In 1907 Clifford Twombly moved to Lancaster from New England to become the rector of St. James Episcopal Church. When Twombly worked at his office in the rectory, he could see a wide swath of Lancaster’s shoppers, factory workers and store clerks walk past by his window; he also probably saw prostitutes walking the streets. Perhaps citizens in need knocked on the side door of the rectory which led directly to his office. Twombly knew well that the main industries of Lancaster–textiles and tobacco–exploited workers who lived in dilapidated housing and suffered from poor health. Twombly saw that vice in Lancaster was a thriving business–an open secret encouraged by city officials. He set out to challenge the status quo. He joined with other clergy and business leaders to “put the lid on” vice. 
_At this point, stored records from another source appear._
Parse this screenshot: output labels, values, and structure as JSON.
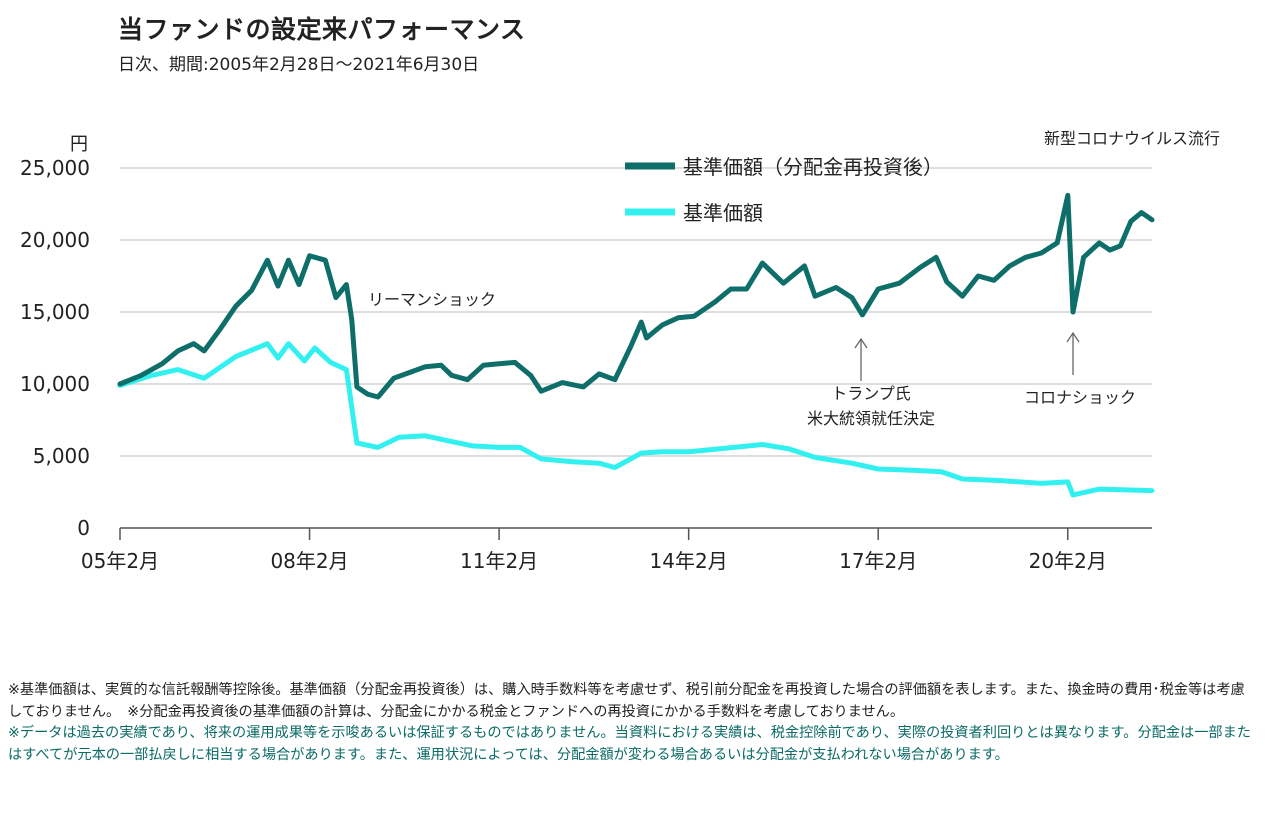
{
  "header": {
    "title": "当ファンドの設定来パフォーマンス",
    "subtitle": "日次、期間:2005年2月28日～2021年6月30日"
  },
  "chart_data": {
    "type": "line",
    "ylabel": "円",
    "ylim": [
      0,
      25000
    ],
    "yticks": [
      0,
      5000,
      10000,
      15000,
      20000,
      25000
    ],
    "ytick_labels": [
      "0",
      "5,000",
      "10,000",
      "15,000",
      "20,000",
      "25,000"
    ],
    "xlim": [
      "2005-02",
      "2021-06"
    ],
    "xticks": [
      "2005-02",
      "2008-02",
      "2011-02",
      "2014-02",
      "2017-02",
      "2020-02"
    ],
    "xtick_labels": [
      "05年2月",
      "08年2月",
      "11年2月",
      "14年2月",
      "17年2月",
      "20年2月"
    ],
    "grid": "horizontal",
    "legend_position": "top-right",
    "series": [
      {
        "name": "基準価額（分配金再投資後）",
        "color": "#0e6e6a",
        "points": [
          [
            "2005-02",
            10000
          ],
          [
            "2005-06",
            10600
          ],
          [
            "2005-10",
            11400
          ],
          [
            "2006-01",
            12300
          ],
          [
            "2006-04",
            12800
          ],
          [
            "2006-06",
            12300
          ],
          [
            "2006-09",
            13800
          ],
          [
            "2006-12",
            15400
          ],
          [
            "2007-03",
            16500
          ],
          [
            "2007-06",
            18600
          ],
          [
            "2007-08",
            16800
          ],
          [
            "2007-10",
            18600
          ],
          [
            "2007-12",
            16900
          ],
          [
            "2008-02",
            18900
          ],
          [
            "2008-05",
            18600
          ],
          [
            "2008-07",
            16000
          ],
          [
            "2008-09",
            16900
          ],
          [
            "2008-10",
            14500
          ],
          [
            "2008-11",
            9800
          ],
          [
            "2009-01",
            9300
          ],
          [
            "2009-03",
            9100
          ],
          [
            "2009-06",
            10400
          ],
          [
            "2009-09",
            10800
          ],
          [
            "2009-12",
            11200
          ],
          [
            "2010-03",
            11300
          ],
          [
            "2010-05",
            10600
          ],
          [
            "2010-08",
            10300
          ],
          [
            "2010-11",
            11300
          ],
          [
            "2011-02",
            11400
          ],
          [
            "2011-05",
            11500
          ],
          [
            "2011-08",
            10600
          ],
          [
            "2011-10",
            9500
          ],
          [
            "2012-02",
            10100
          ],
          [
            "2012-06",
            9800
          ],
          [
            "2012-09",
            10700
          ],
          [
            "2012-12",
            10300
          ],
          [
            "2013-03",
            12600
          ],
          [
            "2013-05",
            14300
          ],
          [
            "2013-06",
            13200
          ],
          [
            "2013-09",
            14100
          ],
          [
            "2013-12",
            14600
          ],
          [
            "2014-03",
            14700
          ],
          [
            "2014-07",
            15700
          ],
          [
            "2014-10",
            16600
          ],
          [
            "2015-01",
            16600
          ],
          [
            "2015-04",
            18400
          ],
          [
            "2015-08",
            17000
          ],
          [
            "2015-12",
            18200
          ],
          [
            "2016-02",
            16100
          ],
          [
            "2016-06",
            16700
          ],
          [
            "2016-09",
            16000
          ],
          [
            "2016-11",
            14800
          ],
          [
            "2017-02",
            16600
          ],
          [
            "2017-06",
            17000
          ],
          [
            "2017-10",
            18100
          ],
          [
            "2018-01",
            18800
          ],
          [
            "2018-03",
            17100
          ],
          [
            "2018-06",
            16100
          ],
          [
            "2018-09",
            17500
          ],
          [
            "2018-12",
            17200
          ],
          [
            "2019-03",
            18200
          ],
          [
            "2019-06",
            18800
          ],
          [
            "2019-09",
            19100
          ],
          [
            "2019-12",
            19800
          ],
          [
            "2020-02",
            23100
          ],
          [
            "2020-03",
            15000
          ],
          [
            "2020-05",
            18800
          ],
          [
            "2020-08",
            19800
          ],
          [
            "2020-10",
            19300
          ],
          [
            "2020-12",
            19600
          ],
          [
            "2021-02",
            21300
          ],
          [
            "2021-04",
            21900
          ],
          [
            "2021-06",
            21400
          ]
        ]
      },
      {
        "name": "基準価額",
        "color": "#33f0f0",
        "points": [
          [
            "2005-02",
            9900
          ],
          [
            "2005-08",
            10600
          ],
          [
            "2006-01",
            11000
          ],
          [
            "2006-06",
            10400
          ],
          [
            "2006-12",
            11900
          ],
          [
            "2007-06",
            12800
          ],
          [
            "2007-08",
            11800
          ],
          [
            "2007-10",
            12800
          ],
          [
            "2008-01",
            11600
          ],
          [
            "2008-03",
            12500
          ],
          [
            "2008-06",
            11500
          ],
          [
            "2008-09",
            11000
          ],
          [
            "2008-11",
            5900
          ],
          [
            "2009-03",
            5600
          ],
          [
            "2009-07",
            6300
          ],
          [
            "2009-12",
            6400
          ],
          [
            "2010-05",
            6000
          ],
          [
            "2010-09",
            5700
          ],
          [
            "2011-02",
            5600
          ],
          [
            "2011-06",
            5600
          ],
          [
            "2011-10",
            4800
          ],
          [
            "2012-04",
            4600
          ],
          [
            "2012-09",
            4500
          ],
          [
            "2012-12",
            4200
          ],
          [
            "2013-05",
            5200
          ],
          [
            "2013-09",
            5300
          ],
          [
            "2014-02",
            5300
          ],
          [
            "2014-08",
            5500
          ],
          [
            "2015-04",
            5800
          ],
          [
            "2015-09",
            5500
          ],
          [
            "2016-02",
            4900
          ],
          [
            "2016-09",
            4500
          ],
          [
            "2017-02",
            4100
          ],
          [
            "2017-09",
            4000
          ],
          [
            "2018-02",
            3900
          ],
          [
            "2018-06",
            3400
          ],
          [
            "2019-01",
            3300
          ],
          [
            "2019-09",
            3100
          ],
          [
            "2020-02",
            3200
          ],
          [
            "2020-03",
            2300
          ],
          [
            "2020-08",
            2700
          ],
          [
            "2021-06",
            2600
          ]
        ]
      }
    ],
    "annotations": [
      {
        "text": "リーマンショック",
        "arrow": false
      },
      {
        "text": "トランプ氏 米大統領就任決定",
        "lines": [
          "トランプ氏",
          "米大統領就任決定"
        ],
        "arrow": true
      },
      {
        "text": "コロナショック",
        "arrow": true
      },
      {
        "text": "新型コロナウイルス流行",
        "arrow": false
      }
    ]
  },
  "notes": {
    "line1": "※基準価額は、実質的な信託報酬等控除後。基準価額（分配金再投資後）は、購入時手数料等を考慮せず、税引前分配金を再投資した場合の評価額を表します。また、換金時の費用･税金等は考慮しておりません。　※分配金再投資後の基準価額の計算は、分配金にかかる税金とファンドへの再投資にかかる手数料を考慮しておりません。",
    "line2": "※データは過去の実績であり、将来の運用成果等を示唆あるいは保証するものではありません。当資料における実績は、税金控除前であり、実際の投資者利回りとは異なります。分配金は一部またはすべてが元本の一部払戻しに相当する場合があります。また、運用状況によっては、分配金額が変わる場合あるいは分配金が支払われない場合があります。"
  }
}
He didn’t just oppose prostitution; he railed against the conditions that he believed caused prostitution. He sought higher wages for working women and he preached against the sexual double standard, that encouraged men to “sow their wild oats” (perhaps with prostitutes), but considered promiscuous women to be “ruined.” There should be a single standard of sexual morality, said Twombly, men should practice the same sexual restraint expected of women. He thought prostitution was “chiefly a man’s problem.” Twombly, like other reformers, thought women needed to be empowered economically to avoid prostitution. It is not surprising then that he also supported voting rights for women.

Let’s take a closer look at Twombly’s effort to improve women’s wages as a way to help Lancaster’s women stay out of commercial sex. 
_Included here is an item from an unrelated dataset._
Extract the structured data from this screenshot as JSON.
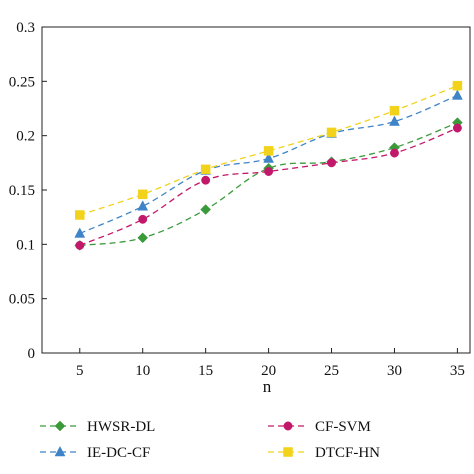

Most prostitutes came from working-class families of all races and immigrant groups. They were usually women who lacked a male breadwinner in their lives, which was the family ideal at the time. Fathers or husbands died, deserted the family, or lacked stable employment. If a woman was “on her own” with young children, her employment options were even more limited. In many cases, there was no other way for a woman to get by at this time. 
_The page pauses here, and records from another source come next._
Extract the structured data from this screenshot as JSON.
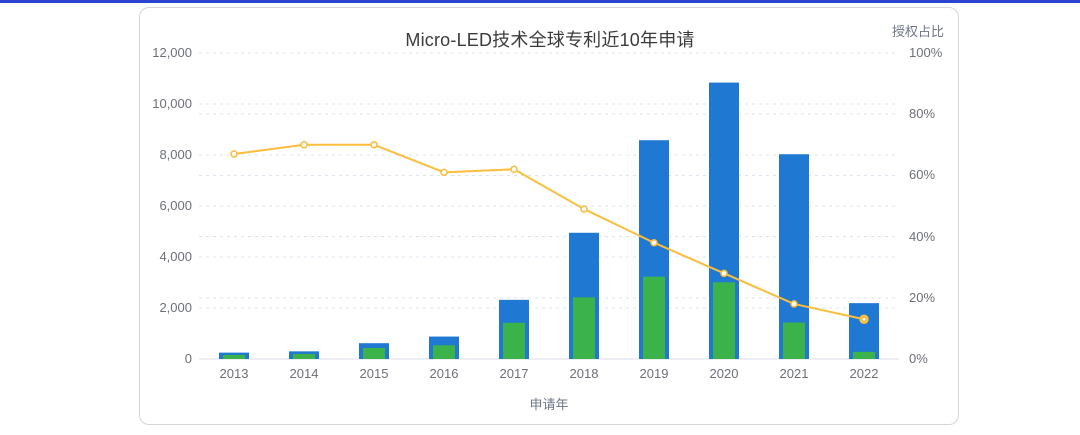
{
  "page": {
    "top_divider_color": "#2945cf",
    "background": "#ffffff"
  },
  "chart_data": {
    "type": "bar",
    "subtype": "bar-line-combo",
    "title": "Micro-LED技术全球专利近10年申请",
    "xlabel": "申请年",
    "categories": [
      "2013",
      "2014",
      "2015",
      "2016",
      "2017",
      "2018",
      "2019",
      "2020",
      "2021",
      "2022"
    ],
    "series": [
      {
        "id": "total-applications-bar",
        "type": "bar",
        "axis": "left",
        "color": "#1f78d1",
        "values": [
          250,
          300,
          620,
          880,
          2320,
          4950,
          8580,
          10840,
          8030,
          2190
        ]
      },
      {
        "id": "granted-applications-bar",
        "type": "bar",
        "axis": "left",
        "color": "#3cb24a",
        "values": [
          160,
          200,
          430,
          540,
          1420,
          2420,
          3230,
          3010,
          1430,
          280
        ]
      },
      {
        "id": "grant-ratio-line",
        "name": "授权占比",
        "type": "line",
        "axis": "right",
        "color": "#fbbd3b",
        "marker_fill": "#ffffff",
        "values": [
          67,
          70,
          70,
          61,
          62,
          49,
          38,
          28,
          18,
          13
        ]
      }
    ],
    "left_axis": {
      "min": 0,
      "max": 12000,
      "step": 2000,
      "tick_labels": [
        "0",
        "2,000",
        "4,000",
        "6,000",
        "8,000",
        "10,000",
        "12,000"
      ]
    },
    "right_axis": {
      "name": "授权占比",
      "min": 0,
      "max": 100,
      "step": 20,
      "tick_labels": [
        "0%",
        "20%",
        "40%",
        "60%",
        "80%",
        "100%"
      ]
    },
    "grid": {
      "visible": true,
      "line_color": "#dde3ee",
      "axis_line_color": "#d8dee8",
      "style": "dashed"
    },
    "legend": {
      "visible": false
    },
    "text_color": "#6e7079"
  }
}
Women who worked in cotton mills, department stores, or tobacco factories in Lancaster often supplemented their income with commercial sex after work, or they exchanged sex for movie tickets or restaurant meals. Their meager wages–perhaps from 4.50 to 7$ week, on average as compared to men’s wages, which were more likely to be around $10/week. Those who lived alone in furnished rooms or boarding houses consumed their earnings in rent, meals, and clothing. This was a time when new forms of entertainment and consumerism were rapidly emerging. There were movies to attend and dance halls to visit. There were clothes and cosmetics to buy– if you could afford them. Wage-earning women who lived with their families usually had to turn over their  pay to their parents. Thus, although wage-earning women had freedom on the streets, they lacked economic independence. 

Twombly was outspoken about how poor wages led to vice in this city. In 1913 he concluded that  $6.50/week was the minimum that women needed to earn to survive; he emphasized that if they lived on their own, they would spend every cent of that wage. Twombly openly preached that the leaders of Lancaster could “no longer ignore the fact that a powerful creator of prostitution is our economic life.”  He asked, “What about our women tobacco strippers in Lancaster; our girls in the silk mill; and our children in the cotton mills?”  And then offered this bleak image: 

Outside of a certain large factory on pay days when a degraded and contemptible class of young men wait outside to receive the meager pay envelopes of the girls who support these men who have ruined them.

Even these strong images were not enough to sway the state legislature, which did not pass a minimum wage for women (unlike several other states). But Twombly did not stop there. He encouraged the businessmen in his anti-vice association (the Law and Order Society) and in his church to raise women’s wages voluntarily. He had some success here. Armstrong Cork adopted Twombly’s suggested minimum wage for women of 6.50 per week. Ultimately, four industries backed Twombly’s plan.

The campaign to improve women’s wages shows that Twombly and other anti-vice activists were concerned about getting to the root of the problem of vice and that they focused on structures of poverty, not individual morality. Nevertheless, we should not celebrate Twombly’s minimum wage campaign uncritically. When he calculated the minimum wage, he never imagined that women had anyone to support but themselves. And the effort to create a minimum wage for women workers was based on the idea that white women needed protection because of their obligations as mothers. The campaign to raise women’s wages was more paternalistic than empowering. 

Resource List:

Twombly criticized “starvation wages” in this article: “Minister’s Plea for Wage Earners,” Lancaster Intelligencer, 28 Jan 1914. 

“The Minimum Wage for Women Workers: Statement by a Prominent Local Manufacturer,” Lancaster New Era, 26 Nov. 1913.

Peiss, Kathy. “Charity Girls and City Pleasures,” OAH Magazine of History vol. 18, no. 4 (January 2004),  pp. 14-16. 

Wood, Sharon. The Freedom of the Streets: Work, Citizenship, and Sexuality in a Gilded Age City. Chapel Hill, University of North Carolina Press, 2005.